Active Transport: The vitamin B12-TC II complex is the primary active form of transport, delivering B12 to cells that need it via specific TC II receptors (CD320). The liver receives a significant portion, but it is distributed to all body tissues.
Storage Transport: While TC II handles active delivery, the majority of circulating B12 (up to 80%) is bound to haptocorrin (sometimes called transcobalamin I). This form is considered a storage form and is released much more slowly, with its function not as well understood.

Comparison of B12 Transport Proteins


Feature	Haptocorrin (R-protein/TC I)	Intrinsic Factor (IF)	Transcobalamin II (TC II)
Function	Protects B12 in the stomach; stores B12 in circulation.	Carries B12 from the duodenum to the ileum for absorption.	Delivers B12 to body tissues for metabolic use.
Source	Salivary glands, gastric mucosa, granulocytes.	Parietal cells of the stomach.	Synthesized by various cells, including intestinal enterocytes.
Binding Location	Stomach (after B12 release from food), bloodstream.	Duodenum (after haptocorrin is degraded).	Intestinal enterocytes (before bloodstream entry).
Affinity	Binds both active B12 and inactive analogs.	High affinity and specificity for active B12.	High affinity for B12 and facilitates cellular uptake.

Cellular Uptake and Recycling

Once the vitamin B12-TC II complex reaches a cell that needs it, the complex is taken up via receptor-mediated endocytosis. Inside the cell, the transcobalamin II is degraded, and the vitamin is released into the cytoplasm. In the cytoplasm and mitochondria, it is converted into its active coenzyme forms, methylcobalamin and adenosylcobalamin, which are required for crucial enzymatic reactions.

The enterohepatic circulation is an important mechanism for B12 recycling. A portion of B12 is secreted into the bile by the liver, released into the small intestine, and then reabsorbed. This efficient recycling process helps the body conserve its B12 stores.

Conclusion

The transport of vitamin B12 is a remarkably intricate and highly regulated biological process. From its initial binding to haptocorrin in the stomach to its strategic partnership with intrinsic factor for intestinal absorption, and finally its delivery via transcobalamin II to tissues, each step is critical for ensuring the body receives this essential nutrient. Failure in any part of this complex pathway, often due to issues with intrinsic factor or transcobalamin II, can lead to malabsorption and potentially severe B12 deficiency. A comprehensive understanding of this process is fundamental to diagnosing and managing B12 deficiency-related disorders.
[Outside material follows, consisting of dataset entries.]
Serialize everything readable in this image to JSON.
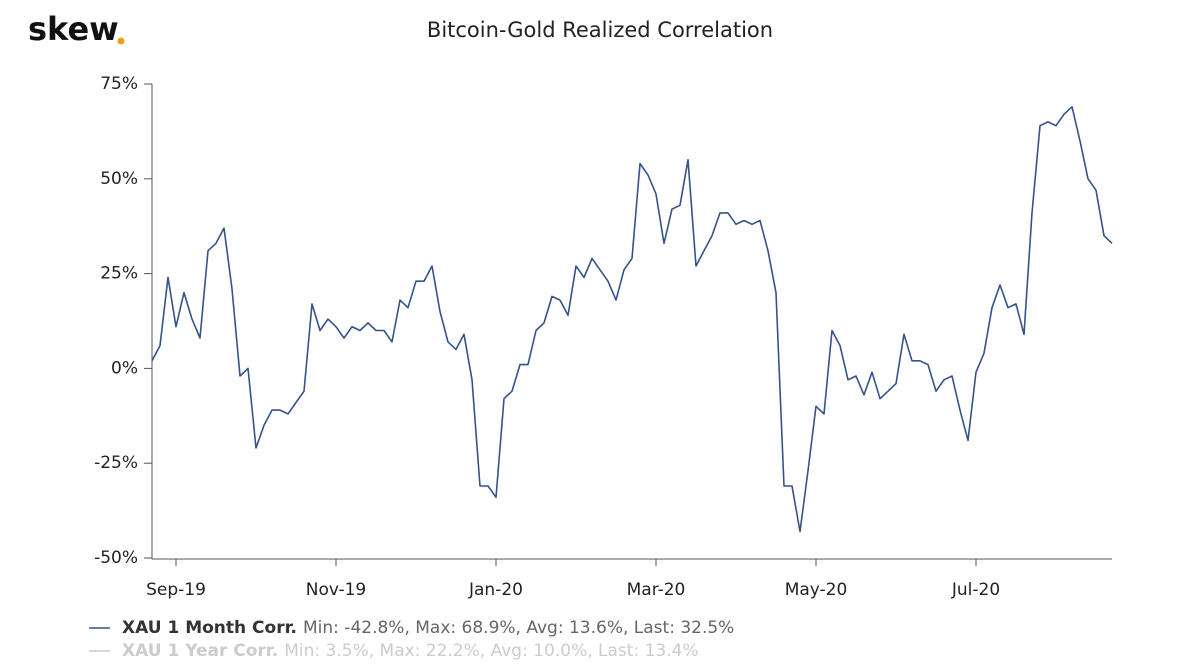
{
  "logo": "skew",
  "chart_data": {
    "type": "line",
    "title": "Bitcoin-Gold Realized Correlation",
    "categories": [
      null,
      null,
      null,
      "Sep-19",
      null,
      null,
      null,
      null,
      null,
      null,
      null,
      null,
      null,
      null,
      null,
      null,
      null,
      null,
      null,
      null,
      null,
      null,
      null,
      "Nov-19",
      null,
      null,
      null,
      null,
      null,
      null,
      null,
      null,
      null,
      null,
      null,
      null,
      null,
      null,
      null,
      null,
      null,
      null,
      null,
      "Jan-20",
      null,
      null,
      null,
      null,
      null,
      null,
      null,
      null,
      null,
      null,
      null,
      null,
      null,
      null,
      null,
      null,
      null,
      null,
      null,
      "Mar-20",
      null,
      null,
      null,
      null,
      null,
      null,
      null,
      null,
      null,
      null,
      null,
      null,
      null,
      null,
      null,
      null,
      null,
      null,
      null,
      "May-20",
      null,
      null,
      null,
      null,
      null,
      null,
      null,
      null,
      null,
      null,
      null,
      null,
      null,
      null,
      null,
      null,
      null,
      null,
      null,
      "Jul-20",
      null,
      null,
      null,
      null,
      null,
      null,
      null,
      null,
      null,
      null,
      null,
      null,
      null,
      null,
      null,
      null,
      null
    ],
    "series": [
      {
        "name": "XAU 1 Month Corr.",
        "stats": "Min: -42.8%, Max: 68.9%, Avg: 13.6%, Last: 32.5%",
        "color": "#34538a",
        "values": [
          2,
          6,
          24,
          11,
          20,
          13,
          8,
          31,
          33,
          37,
          21,
          -2,
          0,
          -21,
          -15,
          -11,
          -11,
          -12,
          -9,
          -6,
          17,
          10,
          13,
          11,
          8,
          11,
          10,
          12,
          10,
          10,
          7,
          18,
          16,
          23,
          23,
          27,
          15,
          7,
          5,
          9,
          -3,
          -31,
          -31,
          -34,
          -8,
          -6,
          1,
          1,
          10,
          12,
          19,
          18,
          14,
          27,
          24,
          29,
          26,
          23,
          18,
          26,
          29,
          54,
          51,
          46,
          33,
          42,
          43,
          55,
          27,
          31,
          35,
          41,
          41,
          38,
          39,
          38,
          39,
          31,
          20,
          -31,
          -31,
          -43,
          -27,
          -10,
          -12,
          10,
          6,
          -3,
          -2,
          -7,
          -1,
          -8,
          -6,
          -4,
          9,
          2,
          2,
          1,
          -6,
          -3,
          -2,
          -11,
          -19,
          -1,
          4,
          16,
          22,
          16,
          17,
          9,
          41,
          64,
          65,
          64,
          67,
          69,
          60,
          50,
          47,
          35,
          33
        ]
      },
      {
        "name": "XAU 1 Year Corr.",
        "stats": "Min: 3.5%, Max: 22.2%, Avg: 10.0%, Last: 13.4%",
        "color": "#cccccc",
        "hidden": true
      }
    ],
    "ylim": [
      -50,
      75
    ],
    "yticks": [
      {
        "value": -50,
        "label": "-50%"
      },
      {
        "value": -25,
        "label": "-25%"
      },
      {
        "value": 0,
        "label": "0%"
      },
      {
        "value": 25,
        "label": "25%"
      },
      {
        "value": 50,
        "label": "50%"
      },
      {
        "value": 75,
        "label": "75%"
      }
    ],
    "grid": false
  }
}
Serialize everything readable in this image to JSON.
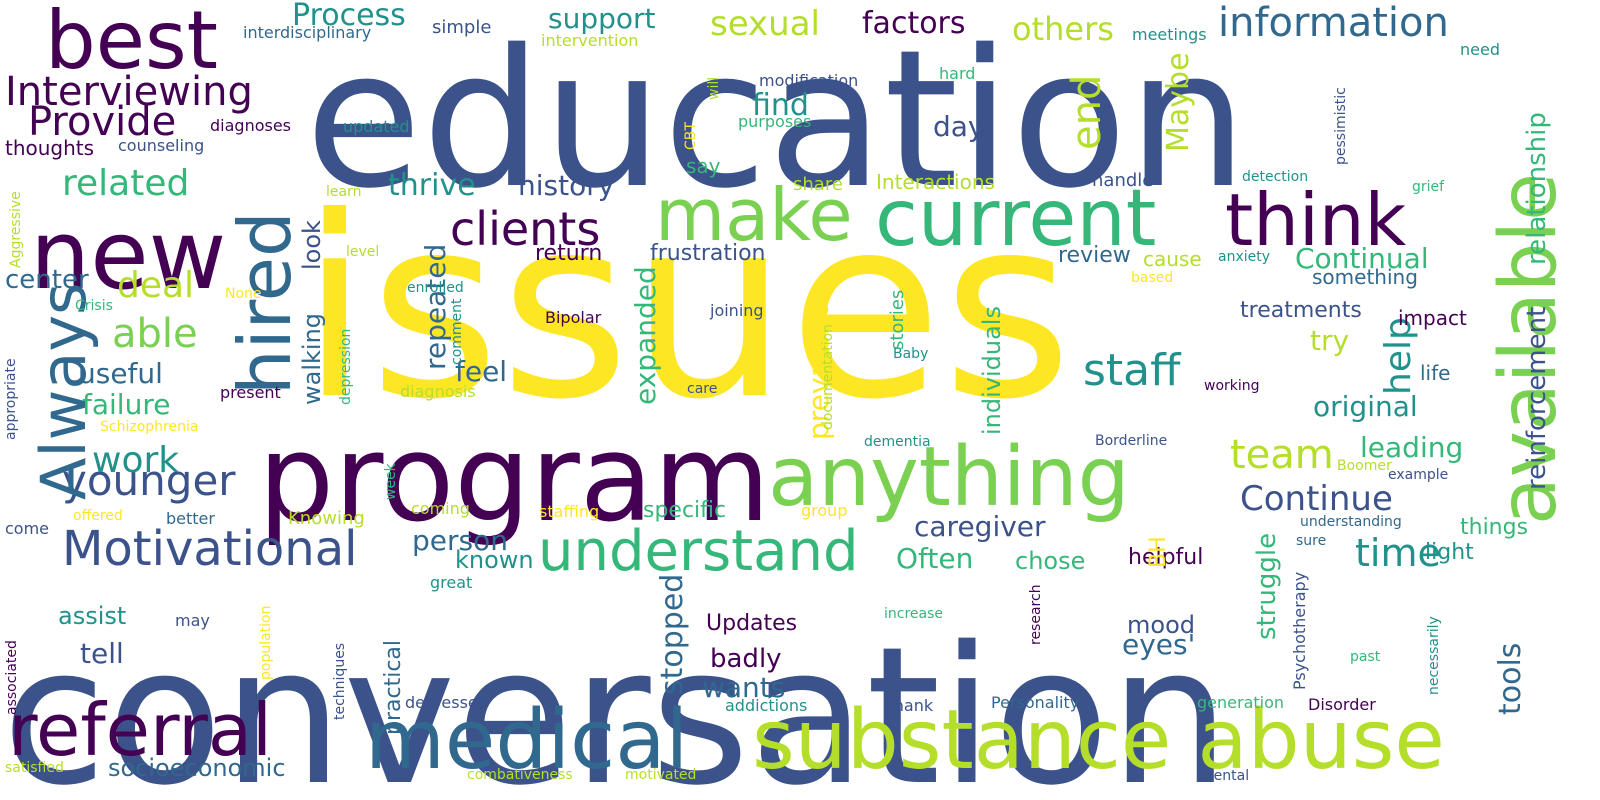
{
  "palette": {
    "background": "#ffffff",
    "dark_purple": "#440154",
    "indigo": "#3b528b",
    "blue": "#31688e",
    "teal": "#21918c",
    "green": "#35b779",
    "light_green": "#7ad151",
    "yellow_green": "#b5de2b",
    "yellow": "#fde725"
  },
  "words": [
    "issues",
    "conversation",
    "education",
    "program",
    "substance abuse",
    "medical",
    "referral",
    "available",
    "anything",
    "current",
    "new",
    "best",
    "make",
    "hired",
    "think",
    "understand",
    "Motivational",
    "information",
    "younger",
    "Always",
    "clients",
    "staff",
    "Interviewing",
    "Provide",
    "sexual",
    "Continue",
    "team",
    "time",
    "related",
    "factors",
    "others",
    "Process",
    "support",
    "able",
    "deal",
    "work",
    "history",
    "thrive",
    "relationship",
    "reinforcement",
    "help",
    "Continual",
    "end",
    "Maybe",
    "find",
    "day",
    "caregiver",
    "person",
    "known",
    "Often",
    "chose",
    "feel",
    "useful",
    "failure",
    "center",
    "socioeconomic",
    "assist",
    "tell",
    "mood",
    "eyes'",
    "wants",
    "badly",
    "Updates",
    "original",
    "leading",
    "try",
    "struggle",
    "tools",
    "stopped",
    "repeated",
    "expanded",
    "prevalent",
    "look",
    "walking",
    "individuals",
    "specific",
    "helpful",
    "light",
    "things",
    "frustration",
    "return",
    "review",
    "cause",
    "something",
    "treatments",
    "impact",
    "life",
    "practical",
    "BH",
    "share",
    "Interactions",
    "handle",
    "stories",
    "documentation",
    "detection",
    "grief",
    "anxiety",
    "based",
    "Bipolar",
    "joining",
    "depression",
    "comment",
    "enrolled",
    "diagnosis",
    "care",
    "working",
    "Schizophrenia",
    "present",
    "Baby",
    "Boomer",
    "example",
    "Borderline",
    "dementia",
    "understanding",
    "sure",
    "Psychotherapy",
    "necessarily",
    "past",
    "increase",
    "research",
    "Personality",
    "Disorder",
    "generation",
    "Thank",
    "addictions",
    "depressed",
    "techniques",
    "population",
    "may",
    "associated",
    "satisfied",
    "combativeness",
    "motivated",
    "mental",
    "appropriate",
    "Aggressive",
    "Crisis",
    "None",
    "level",
    "learn",
    "thoughts",
    "counseling",
    "diagnoses",
    "updated",
    "purposes",
    "CBT",
    "will",
    "modification",
    "hard",
    "need",
    "meetings",
    "intervention",
    "simple",
    "interdisciplinary",
    "pessimistic",
    "say",
    "come",
    "offered",
    "better",
    "week",
    "coming",
    "Knowing",
    "staffing",
    "group",
    "great"
  ]
}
For those interested in the latest advancements in B12 delivery mechanisms, recent research details how synthetic carriers can leverage this natural pathway for targeted therapies, and can be explored further in this review from MDPI.

Frequently Asked Questions

Intrinsic factor (IF) is the most important protein for B12 absorption. It is secreted by stomach cells and binds to B12 in the small intestine, forming a complex that is recognized by receptors in the ileum for absorption.

Haptocorrin, or R-protein, serves two main roles. First, it protects vitamin B12 from being degraded by the acidic conditions of the stomach. Second, it acts as a circulatory storage protein, carrying a large portion of B12 in the blood.

A lack of intrinsic factor leads to severe B12 malabsorption. Without IF, the vitamin cannot be properly absorbed in the ileum, which can result in pernicious anemia and other neurological damage if left untreated.

In the bloodstream, vitamin B12 is bound to transcobalamin II (TC II). This complex is recognized by specific TC II receptors on the surface of cells, which then take up the complex through a process called endocytosis.

Yes, a very small amount of B12 (about 1-3%) can be absorbed through passive diffusion, especially with high-dose supplements. However, the majority of B12 from food relies on the intrinsic factor mechanism for proper absorption.

The liver is the primary storage site for vitamin B12. It can store a significant amount, which is why a deficiency can take several years to manifest, even after dietary intake ceases.

Transcobalamin II is a crucial transport protein that binds to absorbed vitamin B12. Its primary function is to deliver the vitamin to body tissues and cells, where it is used for metabolic functions. TC II represents the physiologically active pool of B12.